Harms weist auch die Darstellung zurück, wonach die Interessen der Stadt grundsätzlich nicht berücksichtigt würden. Unterschiedliche Auffassungen über Prioritäten seien normal, rechtfertigten aber keinen politischen Alleingang mit weitreichenden Folgen für den gesamten Landkreis. „Wenn es Konflikte gibt, dann löst man sie am Verhandlungstisch und nicht durch die Zerschlagung funktionierender Strukturen“, fordert der Bürgermeister. Und wenn es berechtigte Interessen der Stadt gibt, dann müssen die auch berücksichtigt werden. Der Umzug des ZOB zum Bahnhof sei genau die richtige Entscheidung, dass Bahn und Bus zusammengehören, erklärt Harms, der selbst ausgebildeter Kaufmann im Eisenbahn- und Straßenverkehr ist.

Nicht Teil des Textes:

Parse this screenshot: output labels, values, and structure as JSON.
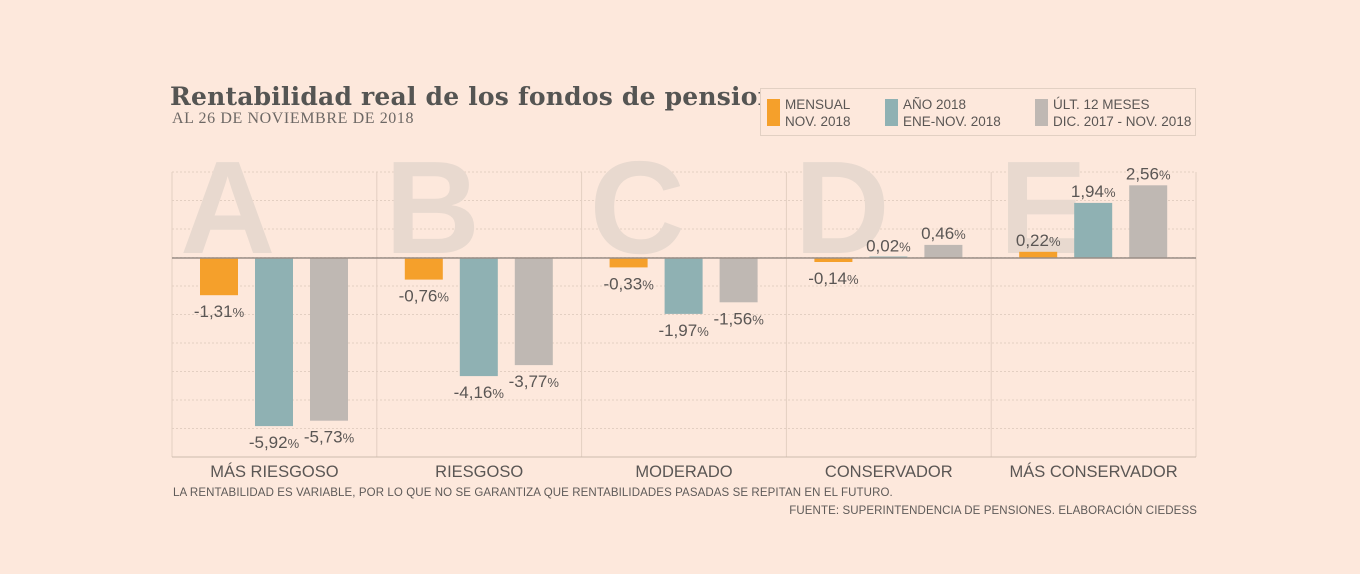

Weitere Verbesserungen, wie bedarfsgesteuerte Verkehre und optimierte Linienführungen sind kein Tabuthema, sondern gehören zu Änderungen im modernen lebendigen ÖPNV eines Kreises.

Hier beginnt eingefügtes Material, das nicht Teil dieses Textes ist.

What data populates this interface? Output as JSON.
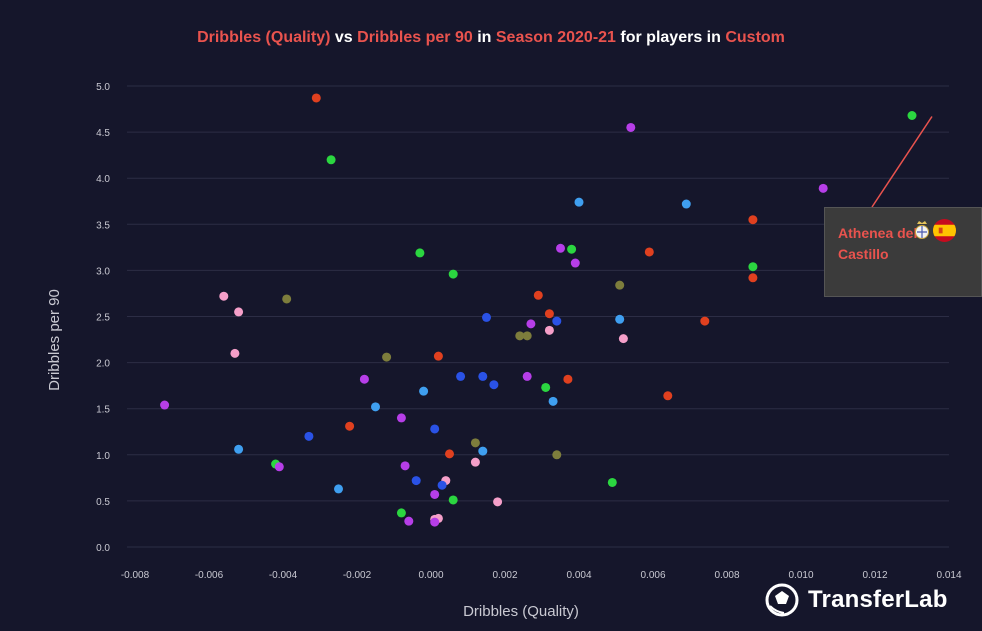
{
  "title": {
    "x_metric": "Dribbles (Quality)",
    "vs": "vs",
    "y_metric": "Dribbles per 90",
    "in": "in",
    "season": "Season 2020-21",
    "for_players_in": "for players in",
    "group": "Custom"
  },
  "tooltip": {
    "player_name": "Athenea del Castillo",
    "club_icon": "real-madrid-crest-icon",
    "flag_icon": "spain-flag-icon"
  },
  "brand": {
    "name": "TransferLab",
    "icon": "football-logo-icon"
  },
  "colors": {
    "background": "#15162b",
    "accent": "#e9534e",
    "grid": "#2c2d45",
    "red": "#e0401f",
    "green": "#2bd640",
    "purple": "#b63ee8",
    "lightblue": "#3f9ff0",
    "blue": "#2a52e6",
    "pink": "#f59fc9",
    "olive": "#7d7d3c"
  },
  "chart_data": {
    "type": "scatter",
    "xlabel": "Dribbles (Quality)",
    "ylabel": "Dribbles per 90",
    "xlim": [
      -0.008,
      0.014
    ],
    "ylim": [
      0,
      5.0
    ],
    "x_ticks": [
      "-0.008",
      "-0.006",
      "-0.004",
      "-0.002",
      "0.000",
      "0.002",
      "0.004",
      "0.006",
      "0.008",
      "0.010",
      "0.012",
      "0.014"
    ],
    "y_ticks": [
      "0.0",
      "0.5",
      "1.0",
      "1.5",
      "2.0",
      "2.5",
      "3.0",
      "3.5",
      "4.0",
      "4.5",
      "5.0"
    ],
    "grid": "horizontal",
    "highlighted_point": {
      "x": 0.013,
      "y": 4.68
    },
    "points": [
      {
        "x": -0.0031,
        "y": 4.87,
        "c": "red"
      },
      {
        "x": -0.0027,
        "y": 4.2,
        "c": "green"
      },
      {
        "x": 0.013,
        "y": 4.68,
        "c": "green"
      },
      {
        "x": 0.0054,
        "y": 4.55,
        "c": "purple"
      },
      {
        "x": 0.0106,
        "y": 3.89,
        "c": "purple"
      },
      {
        "x": 0.004,
        "y": 3.74,
        "c": "lightblue"
      },
      {
        "x": 0.0069,
        "y": 3.72,
        "c": "lightblue"
      },
      {
        "x": 0.0087,
        "y": 3.55,
        "c": "red"
      },
      {
        "x": 0.0035,
        "y": 3.24,
        "c": "purple"
      },
      {
        "x": 0.0038,
        "y": 3.23,
        "c": "green"
      },
      {
        "x": -0.0003,
        "y": 3.19,
        "c": "green"
      },
      {
        "x": 0.0059,
        "y": 3.2,
        "c": "red"
      },
      {
        "x": 0.0039,
        "y": 3.08,
        "c": "purple"
      },
      {
        "x": 0.0087,
        "y": 3.04,
        "c": "green"
      },
      {
        "x": 0.0006,
        "y": 2.96,
        "c": "green"
      },
      {
        "x": 0.0087,
        "y": 2.92,
        "c": "red"
      },
      {
        "x": 0.0051,
        "y": 2.84,
        "c": "olive"
      },
      {
        "x": -0.0056,
        "y": 2.72,
        "c": "pink"
      },
      {
        "x": -0.0039,
        "y": 2.69,
        "c": "olive"
      },
      {
        "x": 0.0029,
        "y": 2.73,
        "c": "red"
      },
      {
        "x": -0.0052,
        "y": 2.55,
        "c": "pink"
      },
      {
        "x": 0.0032,
        "y": 2.53,
        "c": "red"
      },
      {
        "x": 0.0015,
        "y": 2.49,
        "c": "blue"
      },
      {
        "x": 0.0034,
        "y": 2.45,
        "c": "blue"
      },
      {
        "x": 0.0051,
        "y": 2.47,
        "c": "lightblue"
      },
      {
        "x": 0.0074,
        "y": 2.45,
        "c": "red"
      },
      {
        "x": 0.0027,
        "y": 2.42,
        "c": "purple"
      },
      {
        "x": 0.0032,
        "y": 2.35,
        "c": "pink"
      },
      {
        "x": 0.0024,
        "y": 2.29,
        "c": "olive"
      },
      {
        "x": 0.0026,
        "y": 2.29,
        "c": "olive"
      },
      {
        "x": 0.0052,
        "y": 2.26,
        "c": "pink"
      },
      {
        "x": -0.0053,
        "y": 2.1,
        "c": "pink"
      },
      {
        "x": -0.0012,
        "y": 2.06,
        "c": "olive"
      },
      {
        "x": 0.0002,
        "y": 2.07,
        "c": "red"
      },
      {
        "x": -0.0018,
        "y": 1.82,
        "c": "purple"
      },
      {
        "x": 0.0008,
        "y": 1.85,
        "c": "blue"
      },
      {
        "x": 0.0014,
        "y": 1.85,
        "c": "blue"
      },
      {
        "x": 0.0026,
        "y": 1.85,
        "c": "purple"
      },
      {
        "x": 0.0037,
        "y": 1.82,
        "c": "red"
      },
      {
        "x": 0.0017,
        "y": 1.76,
        "c": "blue"
      },
      {
        "x": -0.0002,
        "y": 1.69,
        "c": "lightblue"
      },
      {
        "x": 0.0031,
        "y": 1.73,
        "c": "green"
      },
      {
        "x": 0.0064,
        "y": 1.64,
        "c": "red"
      },
      {
        "x": 0.0033,
        "y": 1.58,
        "c": "lightblue"
      },
      {
        "x": -0.0072,
        "y": 1.54,
        "c": "purple"
      },
      {
        "x": -0.0015,
        "y": 1.52,
        "c": "lightblue"
      },
      {
        "x": -0.0008,
        "y": 1.4,
        "c": "purple"
      },
      {
        "x": -0.0022,
        "y": 1.31,
        "c": "red"
      },
      {
        "x": 0.0001,
        "y": 1.28,
        "c": "blue"
      },
      {
        "x": -0.0033,
        "y": 1.2,
        "c": "blue"
      },
      {
        "x": 0.0012,
        "y": 1.13,
        "c": "olive"
      },
      {
        "x": -0.0052,
        "y": 1.06,
        "c": "lightblue"
      },
      {
        "x": 0.0005,
        "y": 1.01,
        "c": "red"
      },
      {
        "x": 0.0014,
        "y": 1.04,
        "c": "lightblue"
      },
      {
        "x": 0.0034,
        "y": 1.0,
        "c": "olive"
      },
      {
        "x": 0.0012,
        "y": 0.92,
        "c": "pink"
      },
      {
        "x": -0.0042,
        "y": 0.9,
        "c": "green"
      },
      {
        "x": -0.0041,
        "y": 0.87,
        "c": "purple"
      },
      {
        "x": -0.0007,
        "y": 0.88,
        "c": "purple"
      },
      {
        "x": 0.0004,
        "y": 0.72,
        "c": "pink"
      },
      {
        "x": -0.0004,
        "y": 0.72,
        "c": "blue"
      },
      {
        "x": 0.0003,
        "y": 0.67,
        "c": "blue"
      },
      {
        "x": 0.0049,
        "y": 0.7,
        "c": "green"
      },
      {
        "x": -0.0025,
        "y": 0.63,
        "c": "lightblue"
      },
      {
        "x": 0.0001,
        "y": 0.57,
        "c": "purple"
      },
      {
        "x": 0.0006,
        "y": 0.51,
        "c": "green"
      },
      {
        "x": 0.0018,
        "y": 0.49,
        "c": "pink"
      },
      {
        "x": -0.0008,
        "y": 0.37,
        "c": "green"
      },
      {
        "x": -0.0006,
        "y": 0.28,
        "c": "purple"
      },
      {
        "x": 0.0002,
        "y": 0.31,
        "c": "pink"
      },
      {
        "x": 0.0001,
        "y": 0.3,
        "c": "pink"
      },
      {
        "x": 0.0001,
        "y": 0.27,
        "c": "purple"
      }
    ]
  }
}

Sein Appell an die Stadt ist deshalb unmissverständlich: „Bevor morgen Fakten geschaffen werden, muss die Stadt Celle noch einmal das Gespräch mit dem Landkreis und den Städten und Gemeinden suchen. Klappt das nicht, ist die Rücknahme des ÖPNV durch die Stadt legitim. Doch unser gemeinsames Ziel sollte die Einheit sein, damit die Fahrgäste die Gewinner sind.“
Der Landkreis und die Stadt brauchen mehr Zusammenarbeit und nicht neue Grenzen im Nahverkehr auf der Straße, das machen die städtischen Überlegungen klar, allerdings gehören die Landkreis Gemeinden und die Stadt Bergen auch an den Tisch. Eine Trennung von Stadt- und Umlandverkehr wäre aus Sicht der Rathäuser kein Schritt nach vorn, sondern ein verkehrspolitischer Rückschritt mit Ansage.